(SINGAPORE) The local bond market is buzzing - issuance has hit $5 billion even before the quarter has ended, helped in no small way by Temasek's 5 benchmark issues over the last five months.
The Singapore dollar bond market has been small. Since 2006 issuance has averaged $10 billion to $12 billion a year although this rose to $16 billion in 2008 which included $5.9 billion issuances from the three local banks and Maybank.
Bankers say there's a lot of interest from foreign and local issuers and noted new participants trading in the secondary market.
Tan Lay Hoon, OCBC head of capital markets, said she expects the current higher level of activity to continue for 'at least the first six months of the year' and is 'expecting a couple more benchmark ($500 million and up) issues.'
Singapore's safe haven reputation has played a major part in attracting investors and issuers such as banks and corporates to raise funds in the local debt market. This was driven home during the financial crisis when credit markets elsewhere shut down in the last quarter of 2008 and first quarter of 2009.
'The Singdollar market reopened much faster. The Korean banks came in and could issue, even if they had to pay quite lofty spreads, but this showed it was business as usual,' said Kenneth Yeoh, Standard Chartered Bank, director, capital markets.
And crucially Temasek's five benchmark issues over the last five months for the longer tenors of 10 to 30 years broke the ceiling for longer range issues - and set the marker for others to follow.
'What has changed for issuers and investors was Temasek's five benchmark issues which raised $2.6 billion within five months,' said Clifford Lee, DBS managing director and head of fixed income, global financial markets.
They were sold in classic book building bidding style which the market finds is a fair system as it helps with price discovery.
'They were very convincingly oversubscribed - double the demand,' he said.
Bankers said that although there are the Singapore Government Securities bonds, nobody prices off them because of their extremely low yields.
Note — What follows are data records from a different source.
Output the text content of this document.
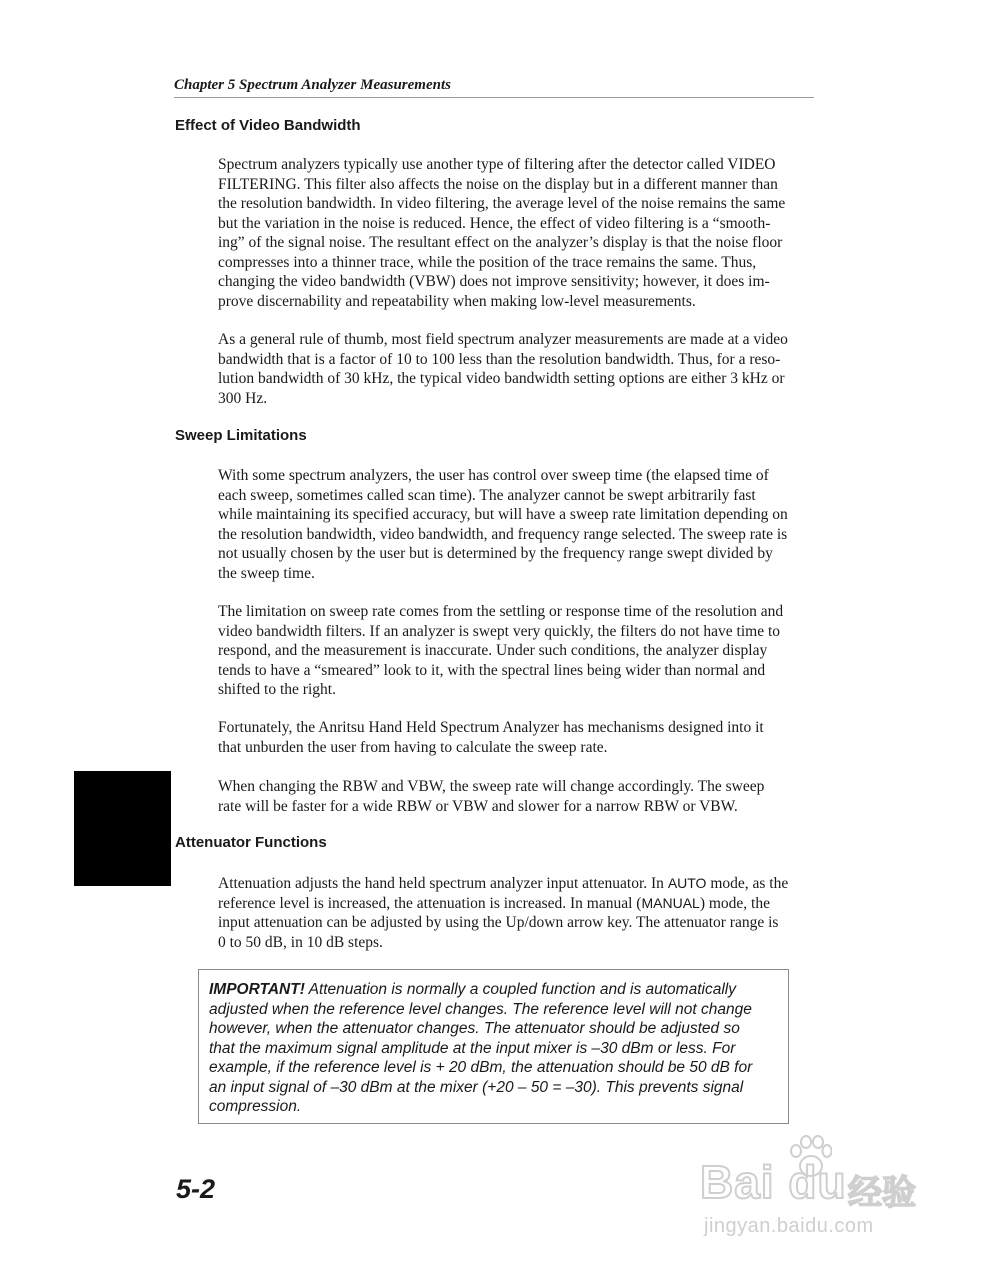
Chapter 5 Spectrum Analyzer Measurements
Effect of Video Bandwidth

Spectrum analyzers typically use another type of filtering after the detector called VIDEO
FILTERING. This filter also affects the noise on the display but in a different manner than
the resolution bandwidth. In video filtering, the average level of the noise remains the same
but the variation in the noise is reduced. Hence, the effect of video filtering is a “smooth-
ing” of the signal noise. The resultant effect on the analyzer’s display is that the noise floor
compresses into a thinner trace, while the position of the trace remains the same. Thus,
changing the video bandwidth (VBW) does not improve sensitivity; however, it does im-
prove discernability and repeatability when making low-level measurements.

As a general rule of thumb, most field spectrum analyzer measurements are made at a video
bandwidth that is a factor of 10 to 100 less than the resolution bandwidth. Thus, for a reso-
lution bandwidth of 30 kHz, the typical video bandwidth setting options are either 3 kHz or
300 Hz.

Sweep Limitations

With some spectrum analyzers, the user has control over sweep time (the elapsed time of
each sweep, sometimes called scan time). The analyzer cannot be swept arbitrarily fast
while maintaining its specified accuracy, but will have a sweep rate limitation depending on
the resolution bandwidth, video bandwidth, and frequency range selected. The sweep rate is
not usually chosen by the user but is determined by the frequency range swept divided by
the sweep time.

The limitation on sweep rate comes from the settling or response time of the resolution and
video bandwidth filters. If an analyzer is swept very quickly, the filters do not have time to
respond, and the measurement is inaccurate. Under such conditions, the analyzer display
tends to have a “smeared” look to it, with the spectral lines being wider than normal and
shifted to the right.

Fortunately, the Anritsu Hand Held Spectrum Analyzer has mechanisms designed into it
that unburden the user from having to calculate the sweep rate.

When changing the RBW and VBW, the sweep rate will change accordingly. The sweep
rate will be faster for a wide RBW or VBW and slower for a narrow RBW or VBW.

Attenuator Functions

Attenuation adjusts the hand held spectrum analyzer input attenuator. In AUTO mode, as the
reference level is increased, the attenuation is increased. In manual (MANUAL) mode, the
input attenuation can be adjusted by using the Up/down arrow key. The attenuator range is
0 to 50 dB, in 10 dB steps.

IMPORTANT! Attenuation is normally a coupled function and is automatically
adjusted when the reference level changes. The reference level will not change
however, when the attenuator changes. The attenuator should be adjusted so
that the maximum signal amplitude at the input mixer is –30 dBm or less. For
example, if the reference level is + 20 dBm, the attenuation should be 50 dB for
an input signal of –30 dBm at the mixer (+20 – 50 = –30). This prevents signal
compression.

5-2	Bai du 经验
jingyan.baidu.com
They are also not actively traded.
'There's been no government curve as such but now there's a nice little runway for others to follow,' said Mr Yeoh, referring to the Temasek issues.
A Monetary Authority of Singapore spokeswoman said that in the second half of 2009 alone, the market saw more than $2 billion of new issuances from top AAA-rated issuers like the World Bank and KfW Bankengruppe.
'We have also seen other large Singapore corporates, statutory boards, foreign financial institutions and property-related firms adding nearly $5 billion to the amount of S$ debt issuance in 2010 so far,' she said. 'The diversity in S$ debt tenors available helps to address a broad range of investor interests, from banks' demand for liquid assets in the shorter end to meet liquidity requirements to insurers' preferences for longer dated assets to match their liabilities.
'We welcome Temasek's recent debt issuances, as they help to extend the yield curve and bring credit diversity to the corporate debt market,' said the MAS.
Take yesterday's SingPost $200 million 10-year bonds which because of the overwhelming demand, was priced at 62.7 basis points above the 10-year swap offer rate, lower than the indicated 65-75 basis points range initially given.
'It was a classic bond deal. Through a book building bidding system, it meant that if there is more demand, the issuer could sell at a better (cheaper) price,' said Mr Lee.
SingPost's issue was three times oversubscribed within five hours, hence the tighter pricing, he said.
In the past, a corporate wanting to issue a bond would be sold by a few banks who would typically fix the price and then onsell to the market. If there was more demand than expected, the issuer could not benefit or if it was not sold out, the banks would then be stuffed with the bonds.
Bankers also note the emergence of new participants in the secondary market - traders from funds and sovereign wealth funds as well as private bank clients.
Singapore is home to global investment managers investing in Asian markets, providing a strong demand base, said the MAS. Total assets under management by Singapore-based institutions stood at $864 billion as at end 2008, of which 17 per cent were invested in fixed income.